Update pyinfra for multi-tenancy support

Update serve script with PayloadProcessor from pyinfra
2023-03-28 15:50:29 +02:00 · 2023-03-28 15:50:29 +02:00 · 87122ffb96
commit 87122ffb96
parent cfbd2e287a
2 changed files with 19 additions and 49 deletions
--- a/incl/pyinfra
+++ b/incl/pyinfra
@ -1 +1 @@
-Subproject commit 0f24a7f26da3ce8ce326bf02b2d1946b6483be11
+Subproject commit 793a427c50d150523856c29b79a0000d7cde88ed
--- a/src/serve.py
+++ b/src/serve.py
@ -1,67 +1,37 @@
-import gzip
-import json
 import logging
-from operator import itemgetter
-
-from funcy import compose

 from cv_analysis.config import get_config
 from cv_analysis.server.pipeline import get_analysis_pipeline
-from cv_analysis.utils.banner import make_art
 from pyinfra import config as pyinfra_config
-from pyinfra.payload_processing.monitor import get_monitor
+from pyinfra.payload_processing import make_payload_processor
 from pyinfra.queue.queue_manager import QueueManager
-from pyinfra.storage.storage import get_storage

 PYINFRA_CONFIG = pyinfra_config.get_config()
 CV_CONFIG = get_config()

-logging.basicConfig(level=PYINFRA_CONFIG.logging_level_root)
+logger = logging.getLogger()
+logger.setLevel(PYINFRA_CONFIG.logging_level_root)

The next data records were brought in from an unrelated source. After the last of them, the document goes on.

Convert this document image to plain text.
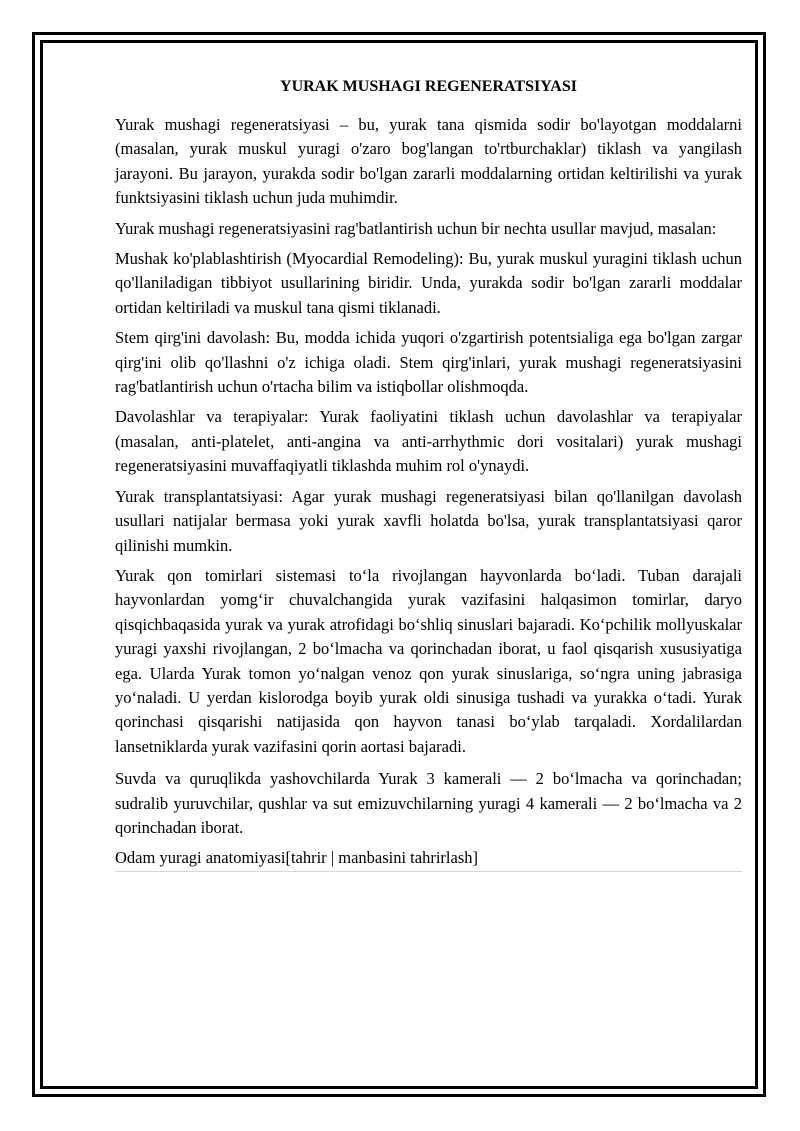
YURAK MUSHAGI REGENERATSIYASI

Yurak mushagi regeneratsiyasi – bu, yurak tana qismida sodir bo'layotgan moddalarni (masalan, yurak muskul yuragi o'zaro bog'langan to'rtburchaklar) tiklash va yangilash jarayoni. Bu jarayon, yurakda sodir bo'lgan zararli moddalarning ortidan keltirilishi va yurak funktsiyasini tiklash uchun juda muhimdir.

Yurak mushagi regeneratsiyasini rag'batlantirish uchun bir nechta usullar mavjud, masalan:

Mushak ko'plablashtirish (Myocardial Remodeling): Bu, yurak muskul yuragini tiklash uchun qo'llaniladigan tibbiyot usullarining biridir. Unda, yurakda sodir bo'lgan zararli moddalar ortidan keltiriladi va muskul tana qismi tiklanadi.

Stem qirg'ini davolash: Bu, modda ichida yuqori o'zgartirish potentsialiga ega bo'lgan zargar qirg'ini olib qo'llashni o'z ichiga oladi. Stem qirg'inlari, yurak mushagi regeneratsiyasini rag'batlantirish uchun o'rtacha bilim va istiqbollar olishmoqda.

Davolashlar va terapiyalar: Yurak faoliyatini tiklash uchun davolashlar va terapiyalar (masalan, anti-platelet, anti-angina va anti-arrhythmic dori vositalari) yurak mushagi regeneratsiyasini muvaffaqiyatli tiklashda muhim rol o'ynaydi.

Yurak transplantatsiyasi: Agar yurak mushagi regeneratsiyasi bilan qo'llanilgan davolash usullari natijalar bermasa yoki yurak xavfli holatda bo'lsa, yurak transplantatsiyasi qaror qilinishi mumkin.

Yurak qon tomirlari sistemasi toʻla rivojlangan hayvonlarda boʻladi. Tuban darajali hayvonlardan yomgʻir chuvalchangida yurak vazifasini halqasimon tomirlar, daryo qisqichbaqasida yurak va yurak atrofidagi boʻshliq sinuslari bajaradi. Koʻpchilik mollyuskalar yuragi yaxshi rivojlangan, 2 boʻlmacha va qorinchadan iborat, u faol qisqarish xususiyatiga ega. Ularda Yurak tomon yoʻnalgan venoz qon yurak sinuslariga, soʻngra uning jabrasiga yoʻnaladi. U yerdan kislorodga boyib yurak oldi sinusiga tushadi va yurakka oʻtadi. Yurak qorinchasi qisqarishi natijasida qon hayvon tanasi boʻylab tarqaladi. Xordalilardan lansetniklarda yurak vazifasini qorin aortasi bajaradi.

Suvda va quruqlikda yashovchilarda Yurak 3 kamerali — 2 boʻlmacha va qorinchadan; sudralib yuruvchilar, qushlar va sut emizuvchilarning yuragi 4 kamerali — 2 boʻlmacha va 2 qorinchadan iborat.

Odam yuragi anatomiyasi[tahrir | manbasini tahrirlash]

-# TODO: add kwargs/ operation key passing to processing fn in pyinfra PayloadProcessor be able to use it here.
-MONITOR = get_monitor(PYINFRA_CONFIG)
+def make_dispatched_data_analysis(config):
+    skip_pages_without_images = config.table_parsing_skip_pages_without_images
+
+    def inner(data: bytes, operation) -> list:
+        analyse = get_analysis_pipeline(operation, skip_pages_without_images)
+        return list(analyse(data))
+
+    return inner


-def analysis_callback(queue_message: dict):
+def main():
+    logger.info("Application is starting")

-    dossier_id, file_id, target_file_ext, response_file_ext, operation = itemgetter(
-        "dossierId", "fileId", "targetFileExtension", "responseFileExtension", "operation"
-    )(queue_message)
-    bucket = PYINFRA_CONFIG.storage_bucket
-    logging.info("running operation %s file_id=%s and dossier_id=%s", operation, file_id, dossier_id)
+    process_data = make_dispatched_data_analysis(config=CV_CONFIG)
+    process_payload = make_payload_processor(process_data, config=PYINFRA_CONFIG)

-    storage = get_storage(PYINFRA_CONFIG)
-    object_name = f"{dossier_id}/{file_id}.{target_file_ext}"
-
-    if storage.exists(bucket, object_name):
-        object_bytes = gzip.decompress(storage.get_object(bucket, object_name))
-        analysis_fn = MONITOR(
-            compose(
-                list,
-                get_analysis_pipeline(operation, CV_CONFIG.table_parsing_skip_pages_without_images),
-            )
-        )
-
-        results = list(analysis_fn(object_bytes))
-        logging.info("predictions ready for file_id=%s and dossier_id=%s", file_id, dossier_id)
-
-        response = {**queue_message, "data": results}
-        response = gzip.compress(json.dumps(response).encode())
-        response_name = f"{dossier_id}/{file_id}.{response_file_ext}"
-
-        logging.info("storing predictions for file_id=%s and dossier_id=%s", file_id, dossier_id)
-        storage.put_object(bucket, response_name, response)
-
-        return {"dossierId": dossier_id, "fileId": file_id}
-
-    else:
-        return None
+    queue_manager = QueueManager(PYINFRA_CONFIG)
+    queue_manager.start_consuming(process_payload)


 if __name__ == "__main__":
-
-    logging.info(make_art())
-
-    queue_manager = QueueManager(PYINFRA_CONFIG)
-    queue_manager.start_consuming(analysis_callback)
+    main()